What’s interesting is that in this recent post, he’s ranked various coached over the course of time that they coached by how effective their goalies save percentages have been.
What the chart below shows is – for each coach in all years that he coached – the difference between league-wide save percentage and the save percentage each team expected given the shots they allowed.
To my present understanding, the coaches are ranked by how they exceed or underperformed the league wide save percentage based on the number of shots allowed on goal and their goaltender’s expected save percentage. In short, Jacques Lemaire had a very positive effect on his teams goal tending save percentage which suggests that he coached a system that allowed for a lot of shots on goal, but from lower percentage shot locations.
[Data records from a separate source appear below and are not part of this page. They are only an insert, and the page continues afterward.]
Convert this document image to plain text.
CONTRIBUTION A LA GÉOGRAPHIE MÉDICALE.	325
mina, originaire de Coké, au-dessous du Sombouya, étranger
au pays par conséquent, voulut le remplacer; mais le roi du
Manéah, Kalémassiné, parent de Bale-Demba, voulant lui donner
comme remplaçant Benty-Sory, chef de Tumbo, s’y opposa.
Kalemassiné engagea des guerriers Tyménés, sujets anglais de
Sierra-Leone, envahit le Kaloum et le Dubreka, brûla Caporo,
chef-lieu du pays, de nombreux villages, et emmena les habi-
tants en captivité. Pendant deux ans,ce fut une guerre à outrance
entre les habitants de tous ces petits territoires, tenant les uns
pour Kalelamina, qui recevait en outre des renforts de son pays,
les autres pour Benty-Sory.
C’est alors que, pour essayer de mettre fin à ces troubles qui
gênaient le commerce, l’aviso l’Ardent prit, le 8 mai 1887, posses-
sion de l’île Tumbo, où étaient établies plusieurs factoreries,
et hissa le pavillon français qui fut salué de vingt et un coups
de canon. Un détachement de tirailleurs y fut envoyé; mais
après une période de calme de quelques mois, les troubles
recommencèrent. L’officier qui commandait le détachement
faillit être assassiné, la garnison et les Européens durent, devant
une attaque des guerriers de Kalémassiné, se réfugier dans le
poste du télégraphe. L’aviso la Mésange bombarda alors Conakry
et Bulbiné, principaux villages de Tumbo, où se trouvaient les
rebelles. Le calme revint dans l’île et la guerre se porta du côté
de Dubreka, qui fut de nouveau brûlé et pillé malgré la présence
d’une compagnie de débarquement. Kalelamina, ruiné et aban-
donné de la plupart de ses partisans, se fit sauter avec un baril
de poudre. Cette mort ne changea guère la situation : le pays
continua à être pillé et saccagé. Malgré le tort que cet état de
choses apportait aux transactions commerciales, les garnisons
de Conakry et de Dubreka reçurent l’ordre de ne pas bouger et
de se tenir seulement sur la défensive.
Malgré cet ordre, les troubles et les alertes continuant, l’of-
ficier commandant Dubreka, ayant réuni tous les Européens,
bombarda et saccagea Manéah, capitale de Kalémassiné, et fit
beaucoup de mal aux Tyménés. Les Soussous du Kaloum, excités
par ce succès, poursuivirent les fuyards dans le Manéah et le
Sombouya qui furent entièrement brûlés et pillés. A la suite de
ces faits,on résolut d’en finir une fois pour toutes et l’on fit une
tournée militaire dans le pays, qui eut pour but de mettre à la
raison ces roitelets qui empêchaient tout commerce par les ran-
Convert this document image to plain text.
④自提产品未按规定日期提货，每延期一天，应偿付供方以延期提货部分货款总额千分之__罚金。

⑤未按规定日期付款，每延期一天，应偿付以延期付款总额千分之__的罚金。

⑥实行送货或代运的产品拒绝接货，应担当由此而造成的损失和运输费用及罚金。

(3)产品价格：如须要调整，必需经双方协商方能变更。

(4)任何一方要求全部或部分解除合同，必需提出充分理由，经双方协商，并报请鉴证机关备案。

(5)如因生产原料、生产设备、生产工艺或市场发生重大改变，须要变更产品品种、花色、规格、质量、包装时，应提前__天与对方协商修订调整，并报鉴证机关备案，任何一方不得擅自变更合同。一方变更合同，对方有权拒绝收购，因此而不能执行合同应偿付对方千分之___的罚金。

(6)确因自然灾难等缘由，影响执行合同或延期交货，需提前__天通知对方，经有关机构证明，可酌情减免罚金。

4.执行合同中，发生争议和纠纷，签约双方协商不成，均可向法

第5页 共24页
Here’s a link that shows the distribution of shots that his Minnesota faced.
Here’s the ranking:
Coach +EXS% YRS Lemaire 4.3 7 Hitchcock 3.4 5 B. Sutter 2.8 5 Mactavish 2.0 7 Julien 2.0 4 Trotz 1.7 7 Martin 1.3 6 Wilson 1.2 6 Ruff 0.9 7 Quinn 0.8 4 Tippett 0.3 6 Crawford -0.8 6 Tortorella -1.0 6 Maurice -1.0 4 Carlyle -1.3 4 Gretzky -1.5 4 Quenneville-1.7 6 A. Murray -2.3 6 Babcock -2.3 6 Laviolette -3.2 5 Hartley -3.5 4
If my present understanding is, in fact, correct then this could actually be good news for Nikolai Khabibulin, but not so much for JDD. Joel Quenneville is the present coach of the Chicago Blackhawks, a team that Khabibulin played for under Quenneville. Pat Quinn ranked favorably relative to Joel Quenneville on this chart which to me suggests that his coaching system allowed for more shots from lower percentage shot locations than Quenneville’s system. However, Pat Quinn’s system seems to rank lower than our recent system under Craig MacTavish which could mean than Jeff Deslauriers might face more difficult shots with Quinn now at the helm.